Schools are responsible for establishing safeguards for storing information in both electronic and paper form. “It’s not okay to have patient files and folders sitting out on a desk where anybody can see them,” says Calvert. “If you place paper records in a high-traffic area, you’re not adequately protecting that information, and you’re likely to end up with an inadvertent disclosure. To be safe, store student-athletes’ medical records in a locked file cabinet or a locked room that you control access to.”

For added security of electronic records, there are a few easy steps. If you keep patient records on your computer, add a password to prevent unauthorized people from accessing the information. Or instead of saving the information on your hard drive, save it to a thumb drive, which can be worn around your neck and stored under lock and key.

For maximum security, Calvert advises saving patient records on an encrypted thumb drive, which will protect the information even if the drive is lost or stolen. She suggests other technology-based solutions for secure record keeping as well–for instance, rather than transmitting information electronically, a school could create a Web site where healthcare professionals log in, enter a password, and gain immediate access to protected records. “That way, the information is never actually transmitted,” says Calvert. “It simply resides on the server and can only be accessed through two or more levels of authentication.”

For other concerns about keeping your electronic records secure, Calvert advises talking to your school’s information technology (IT) professionals. “The IT department is usually in charge of electronic security, because they have the greatest understanding of the technology that’s involved,” she says. “They’ve already looked at these issues from an institutional perspective, and rather than trying to reinvent the wheel, you should capitalize on the work they’ve already done. In most cases, they already have IT security policies in place, and you can simply make sure your department procedures are woven into those existing policies.”

Getting help

As technology keeps evolving, regulations for safeguarding electronic communications will, too. This summer, the federal government plans to publish an updated set of guidelines for complying with HIPAA, and over the coming years, athletic trainers should expect more changes to the law.

Changes could also come in state regulations, which may be even more demanding than HIPAA. “Whatever the strictest rule is, that’s the one athletic trainers should follow,” says Patty Ellis, NATA National Manager of Markets and Revenues, who serves as the association’s point person on HIPAA and FERPA. “That offers the greatest protection for both the patient and the athletic trainer.”

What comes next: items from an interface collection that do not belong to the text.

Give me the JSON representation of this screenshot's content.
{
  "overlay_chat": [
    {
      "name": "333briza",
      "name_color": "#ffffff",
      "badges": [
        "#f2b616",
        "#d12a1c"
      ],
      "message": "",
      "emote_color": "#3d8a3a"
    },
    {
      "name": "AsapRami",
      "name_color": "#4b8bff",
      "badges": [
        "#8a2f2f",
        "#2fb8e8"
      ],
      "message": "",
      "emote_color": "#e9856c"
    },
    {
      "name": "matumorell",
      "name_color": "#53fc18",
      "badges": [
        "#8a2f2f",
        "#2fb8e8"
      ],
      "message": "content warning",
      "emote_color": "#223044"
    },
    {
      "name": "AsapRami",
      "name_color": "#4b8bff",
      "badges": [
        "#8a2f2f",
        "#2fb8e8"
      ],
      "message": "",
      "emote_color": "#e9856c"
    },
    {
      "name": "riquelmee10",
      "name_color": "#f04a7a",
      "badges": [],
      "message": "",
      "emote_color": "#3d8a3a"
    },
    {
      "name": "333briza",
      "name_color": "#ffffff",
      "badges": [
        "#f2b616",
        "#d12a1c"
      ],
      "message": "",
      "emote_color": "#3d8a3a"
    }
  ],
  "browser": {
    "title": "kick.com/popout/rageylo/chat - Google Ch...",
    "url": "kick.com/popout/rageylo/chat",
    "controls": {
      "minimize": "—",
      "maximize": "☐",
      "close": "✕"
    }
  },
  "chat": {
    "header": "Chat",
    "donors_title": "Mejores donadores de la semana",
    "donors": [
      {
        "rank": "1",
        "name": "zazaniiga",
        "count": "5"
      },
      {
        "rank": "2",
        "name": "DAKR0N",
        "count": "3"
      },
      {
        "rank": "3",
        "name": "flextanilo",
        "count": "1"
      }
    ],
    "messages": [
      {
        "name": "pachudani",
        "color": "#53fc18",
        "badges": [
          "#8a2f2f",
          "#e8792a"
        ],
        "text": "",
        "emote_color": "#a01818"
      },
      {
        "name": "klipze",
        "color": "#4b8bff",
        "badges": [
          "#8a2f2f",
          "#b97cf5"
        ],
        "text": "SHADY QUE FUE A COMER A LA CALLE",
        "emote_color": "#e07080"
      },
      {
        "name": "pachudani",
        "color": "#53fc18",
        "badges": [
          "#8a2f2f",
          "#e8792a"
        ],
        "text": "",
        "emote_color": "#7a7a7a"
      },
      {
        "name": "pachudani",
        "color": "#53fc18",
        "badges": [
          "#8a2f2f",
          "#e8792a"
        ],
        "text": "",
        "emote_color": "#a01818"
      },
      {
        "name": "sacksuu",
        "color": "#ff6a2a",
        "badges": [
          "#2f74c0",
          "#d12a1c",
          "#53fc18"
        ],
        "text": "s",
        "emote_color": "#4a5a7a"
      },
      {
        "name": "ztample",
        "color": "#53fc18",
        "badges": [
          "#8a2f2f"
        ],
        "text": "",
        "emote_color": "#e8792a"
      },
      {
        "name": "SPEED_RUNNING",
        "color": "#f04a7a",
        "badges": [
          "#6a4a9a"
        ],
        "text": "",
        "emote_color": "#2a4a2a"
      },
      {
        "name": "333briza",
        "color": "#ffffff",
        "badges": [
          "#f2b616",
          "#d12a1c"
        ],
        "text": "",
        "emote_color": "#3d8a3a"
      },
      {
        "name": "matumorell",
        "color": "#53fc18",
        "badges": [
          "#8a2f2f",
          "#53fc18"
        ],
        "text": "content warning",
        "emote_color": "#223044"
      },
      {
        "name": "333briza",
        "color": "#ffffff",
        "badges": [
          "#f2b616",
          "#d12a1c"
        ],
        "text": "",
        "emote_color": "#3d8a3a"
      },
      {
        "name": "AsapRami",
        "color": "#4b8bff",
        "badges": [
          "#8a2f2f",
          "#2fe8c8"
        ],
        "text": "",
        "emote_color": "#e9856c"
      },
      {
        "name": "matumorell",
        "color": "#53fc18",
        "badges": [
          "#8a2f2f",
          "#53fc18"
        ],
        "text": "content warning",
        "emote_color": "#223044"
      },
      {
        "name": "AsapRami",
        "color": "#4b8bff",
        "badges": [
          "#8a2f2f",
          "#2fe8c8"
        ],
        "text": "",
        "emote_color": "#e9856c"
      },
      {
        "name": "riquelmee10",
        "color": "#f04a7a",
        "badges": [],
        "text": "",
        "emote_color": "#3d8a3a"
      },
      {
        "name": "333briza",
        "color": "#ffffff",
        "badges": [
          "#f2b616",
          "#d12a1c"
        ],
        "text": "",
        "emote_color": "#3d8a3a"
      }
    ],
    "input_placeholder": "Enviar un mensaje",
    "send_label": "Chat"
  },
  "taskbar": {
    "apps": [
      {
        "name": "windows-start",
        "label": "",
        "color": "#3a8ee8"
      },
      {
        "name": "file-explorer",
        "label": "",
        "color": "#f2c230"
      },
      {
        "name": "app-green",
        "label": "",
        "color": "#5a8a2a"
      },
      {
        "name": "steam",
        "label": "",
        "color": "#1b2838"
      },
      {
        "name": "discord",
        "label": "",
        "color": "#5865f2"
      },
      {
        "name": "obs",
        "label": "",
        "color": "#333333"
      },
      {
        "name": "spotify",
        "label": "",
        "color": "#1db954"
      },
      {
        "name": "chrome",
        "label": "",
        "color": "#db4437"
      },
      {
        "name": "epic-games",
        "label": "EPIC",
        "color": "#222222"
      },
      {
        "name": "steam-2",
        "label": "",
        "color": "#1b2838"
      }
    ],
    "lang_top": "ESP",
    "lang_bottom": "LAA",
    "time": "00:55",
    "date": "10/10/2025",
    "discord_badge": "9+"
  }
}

When faced with questions about the safest course, Ellis refers athletic trainers to school attorneys and state athletic training associations. “Laws vary from state to state, so athletic trainers need to make themselves aware of which regulations apply to their own situation,” she says. “Through your state association, you can access up-to-date, local information. Seek advice from others, and if there’s legal counsel at your school, talk to them about what you should be doing to comply with the applicable rules.”

“If you have any questions about how HIPAA or FERPA affect you, always go to your school’s attorneys,” agrees Webster. “Their job is to protect the whole institution, including you, and to stay current on the laws that determine how you do your job. There’s a lot of uncertainty around HIPAA, because every attorney has his or her own opinion about what needs to be done. With that much inconsistency, the way your school attorney interprets the rules should determine how you act.

“As athletic trainers, we need to work proactively with our attorneys to stay on top of any developments,” Webster continues. “HIPAA has brought privacy and security to the forefront, and if we’re really committed to providing the best possible care, that’s where they should remain.